她側眸,與祖母、母親三人飛快交換了一個眼神,便不再遲疑,
快步跟上司徒雲的腳步,往臥房方向匆匆而去……………
李太醫匆匆而來,為易安把脈之後,神色凝重的看向司徒照瑤,
“大小姐,老夫當初千叮萬囑,莫讓易大人再受驚、受涼、受傷,你怎又違了叮囑?”
他頓了頓,語氣愈發沉鬱:“易大人體內多毒相製,全仗天山寒蠶勉強壓製。
此次絕非舊傷複發那般簡單,他剛有起色的身子,怕是要雪上加霜!”
“老夫此番隻能開方緩解疼痛,再也壓不住毒素擴張。
往後再陷險境,老夫也無能為力了!………”
李太醫說著,快步至桌案前提筆,“先取這幾方藥劑讓他服下,
兩天後,我邀太醫院同僚一同來,重新為他調配藥方。”………
皇宮內殿,元福疾步趨前,躬身稟道:“陛下,長公主與四公主求見,稱有要事稟報。”
安帝眉帶喜色:“哦?她二人回來了?快!宣她們進來。”
殿門輕啟,長公主與四公主快步走入,斂衽屈膝行禮:“兒臣見過父皇。”
“起來吧。”安帝抬眸打量著她們,語氣裏帶著幾分關切,
“今日遇險,你們可曾受傷?
來人,速去太醫院宣李太醫,為你二人瞧瞧,看是否有傷。”
長公主垂首回稟:“稟父皇,兒臣與四妹並無大礙。”
“方纔聽聞你二人有要事啟奏,是為何事?”
長公主神色凝重:“父皇,兒臣今日在無名山後山的另一座山頭上,發現了一群行蹤詭秘之人。

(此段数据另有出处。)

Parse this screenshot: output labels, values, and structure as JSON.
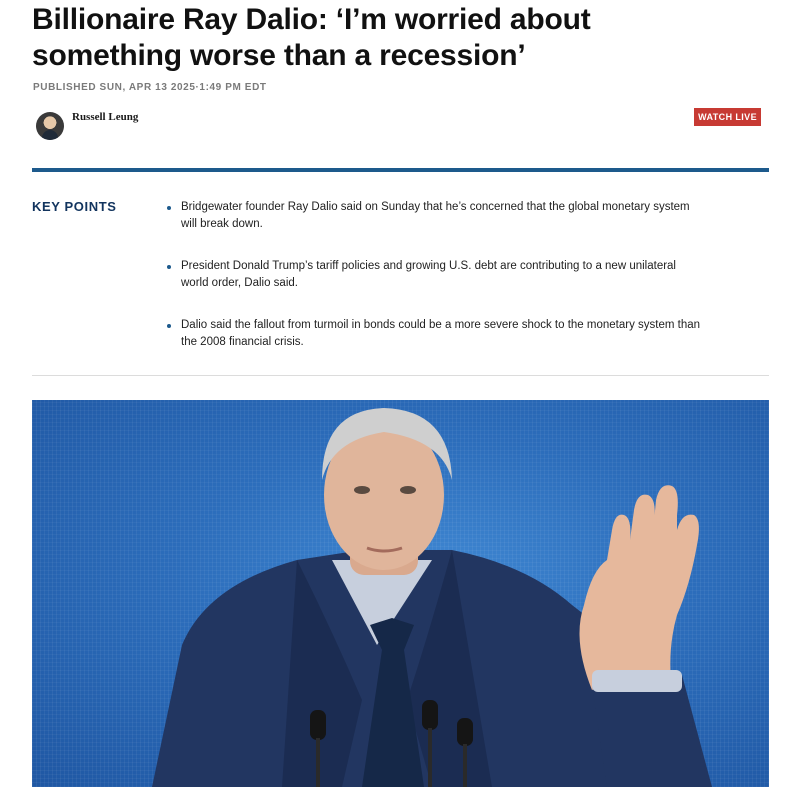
{
  "article": {
    "headline_line1": "Billionaire Ray Dalio: ‘I’m worried about",
    "headline_line2": "something worse than a recession’",
    "published": "PUBLISHED SUN, APR 13 2025·1:49 PM EDT",
    "author": "Russell Leung",
    "watch_live_label": "WATCH LIVE"
  },
  "key_points": {
    "title": "KEY POINTS",
    "items": [
      "Bridgewater founder Ray Dalio said on Sunday that he’s concerned that the global monetary system will break down.",
      "President Donald Trump’s tariff policies and growing U.S. debt are contributing to a new unilateral world order, Dalio said.",
      "Dalio said the fallout from turmoil in bonds could be a more severe shock to the monetary system than the 2008 financial crisis."
    ]
  },
  "colors": {
    "accent_blue": "#1d5a8c",
    "key_points_title": "#12345e",
    "watch_live_bg": "#c73a33",
    "photo_background": "#2c6dbb"
  },
  "icons": {
    "author_avatar": "author-avatar-photo"
  }
}
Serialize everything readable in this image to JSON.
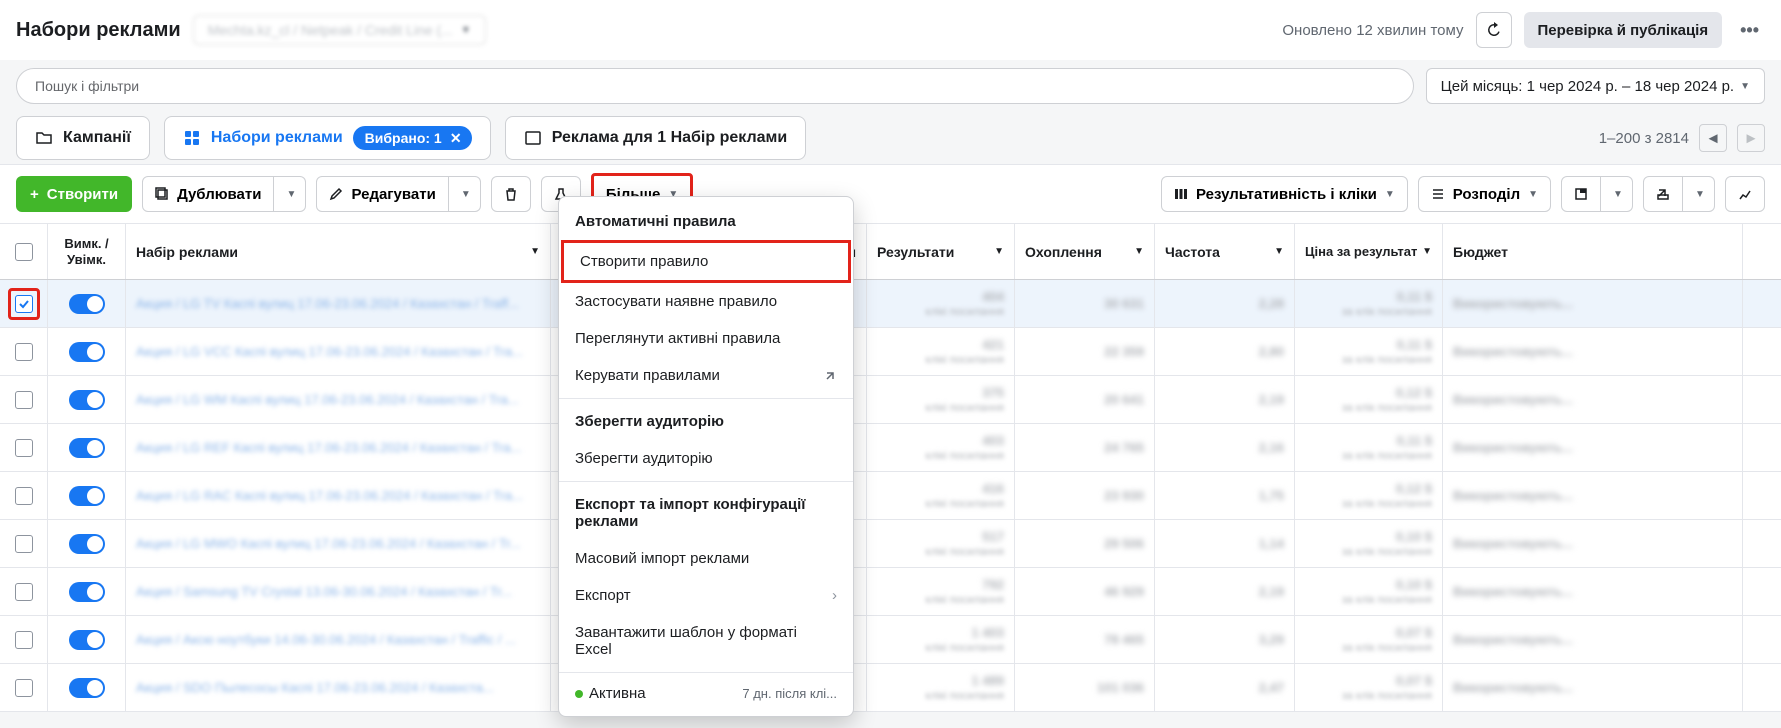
{
  "header": {
    "title": "Набори реклами",
    "account_blurred": "Mechta.kz_cl / Netpeak / Credit Line (...",
    "updated": "Оновлено 12 хвилин тому",
    "review_publish": "Перевірка й публікація"
  },
  "search": {
    "placeholder": "Пошук і фільтри",
    "date_range": "Цей місяць: 1 чер 2024 р. – 18 чер 2024 р."
  },
  "tabs": {
    "campaigns": "Кампанії",
    "adsets": "Набори реклами",
    "selected_label": "Вибрано: 1",
    "ads": "Реклама для 1 Набір реклами"
  },
  "pagination": {
    "text": "1–200 з 2814"
  },
  "toolbar": {
    "create": "Створити",
    "duplicate": "Дублювати",
    "edit": "Редагувати",
    "more": "Більше",
    "perf_clicks": "Результативність і кліки",
    "breakdown": "Розподіл"
  },
  "dropdown": {
    "section1": "Автоматичні правила",
    "items1": [
      "Створити правило",
      "Застосувати наявне правило",
      "Переглянути активні правила",
      "Керувати правилами"
    ],
    "section2": "Зберегти аудиторію",
    "items2": [
      "Зберегти аудиторію"
    ],
    "section3": "Експорт та імпорт конфігурації реклами",
    "items3": [
      "Масовий імпорт реклами",
      "Експорт",
      "Завантажити шаблон у форматі Excel"
    ]
  },
  "table": {
    "headers": {
      "toggle": "Вимк. / Увімк.",
      "name": "Набір реклами",
      "hidden_col": "ня",
      "results": "Результати",
      "reach": "Охоплення",
      "freq": "Частота",
      "cost": "Ціна за результат",
      "budget": "Бюджет"
    },
    "rows": [
      {
        "checked": true,
        "name": "Акция / LG TV Каспі вулиц 17.06-23.06.2024 / Казахстан / Traff...",
        "results": "404",
        "reach": "30 631",
        "freq": "2,28",
        "cost": "0,11 $",
        "budget": "Використовують..."
      },
      {
        "checked": false,
        "name": "Акция / LG VCC Каспі вулиц 17.06-23.06.2024 / Казахстан / Tra...",
        "results": "421",
        "reach": "22 359",
        "freq": "2,80",
        "cost": "0,11 $",
        "budget": "Використовують..."
      },
      {
        "checked": false,
        "name": "Акция / LG WM Каспі вулиц 17.06-23.06.2024 / Казахстан / Tra...",
        "results": "375",
        "reach": "20 641",
        "freq": "2,19",
        "cost": "0,12 $",
        "budget": "Використовують..."
      },
      {
        "checked": false,
        "name": "Акция / LG REF Каспі вулиц 17.06-23.06.2024 / Казахстан / Tra...",
        "results": "403",
        "reach": "24 765",
        "freq": "2,16",
        "cost": "0,11 $",
        "budget": "Використовують..."
      },
      {
        "checked": false,
        "name": "Акция / LG RAC Каспі вулиц 17.06-23.06.2024 / Казахстан / Tra...",
        "results": "416",
        "reach": "23 930",
        "freq": "1,75",
        "cost": "0,12 $",
        "budget": "Використовують..."
      },
      {
        "checked": false,
        "name": "Акция / LG MWO Каспі вулиц 17.06-23.06.2024 / Казахстан / Tr...",
        "results": "517",
        "reach": "29 506",
        "freq": "1,14",
        "cost": "0,10 $",
        "budget": "Використовують..."
      },
      {
        "checked": false,
        "name": "Акция / Samsung TV Crystal 13.06-30.06.2024 / Казахстан / Tr...",
        "results": "792",
        "reach": "46 929",
        "freq": "2,19",
        "cost": "0,10 $",
        "budget": "Використовують..."
      },
      {
        "checked": false,
        "name": "Акция / Aксю ноутбуки 14.06-30.06.2024 / Казахстан / Traffic / ...",
        "results": "1 403",
        "reach": "78 465",
        "freq": "3,29",
        "cost": "0,07 $",
        "budget": "Використовують..."
      },
      {
        "checked": false,
        "name": "Акция / SDO Пылесосы Каспі 17.06-23.06.2024 / Казахста...",
        "results": "1 489",
        "reach": "101 036",
        "freq": "2,47",
        "cost": "0,07 $",
        "budget": "Використовують..."
      }
    ],
    "status_active": "Активна",
    "status_sub": "7 дн. після клі...",
    "sub_label": "клікі посилання",
    "cost_sub": "за клік посилання"
  }
}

兒臣未敢貿然上前細查,隻是瞧著他們行事絕非山匪那般散漫粗野,反倒透著幾分訓練有素的章法…………”
“你說什麼?”安帝神色錯愕,顯然未料到無名山後山另一座山頭,竟潛藏著訓練有素之人。
他垂眸沉吟片刻,指尖輕叩禦案,眸色沉沉如墨,語氣凝重:“看來,是有人敢在朕的眼皮底下玩燈下黑,真是好算計!”
而後看向長公主與四公主輕聲道:“好了,此事朕已知曉,自會派人暗中徹查。
你們今日奔波勞累,且下去好生歇息吧。”
“是,父皇。”二人齊聲應道,斂衽躬身,而後轉身悄然退出了禦書房。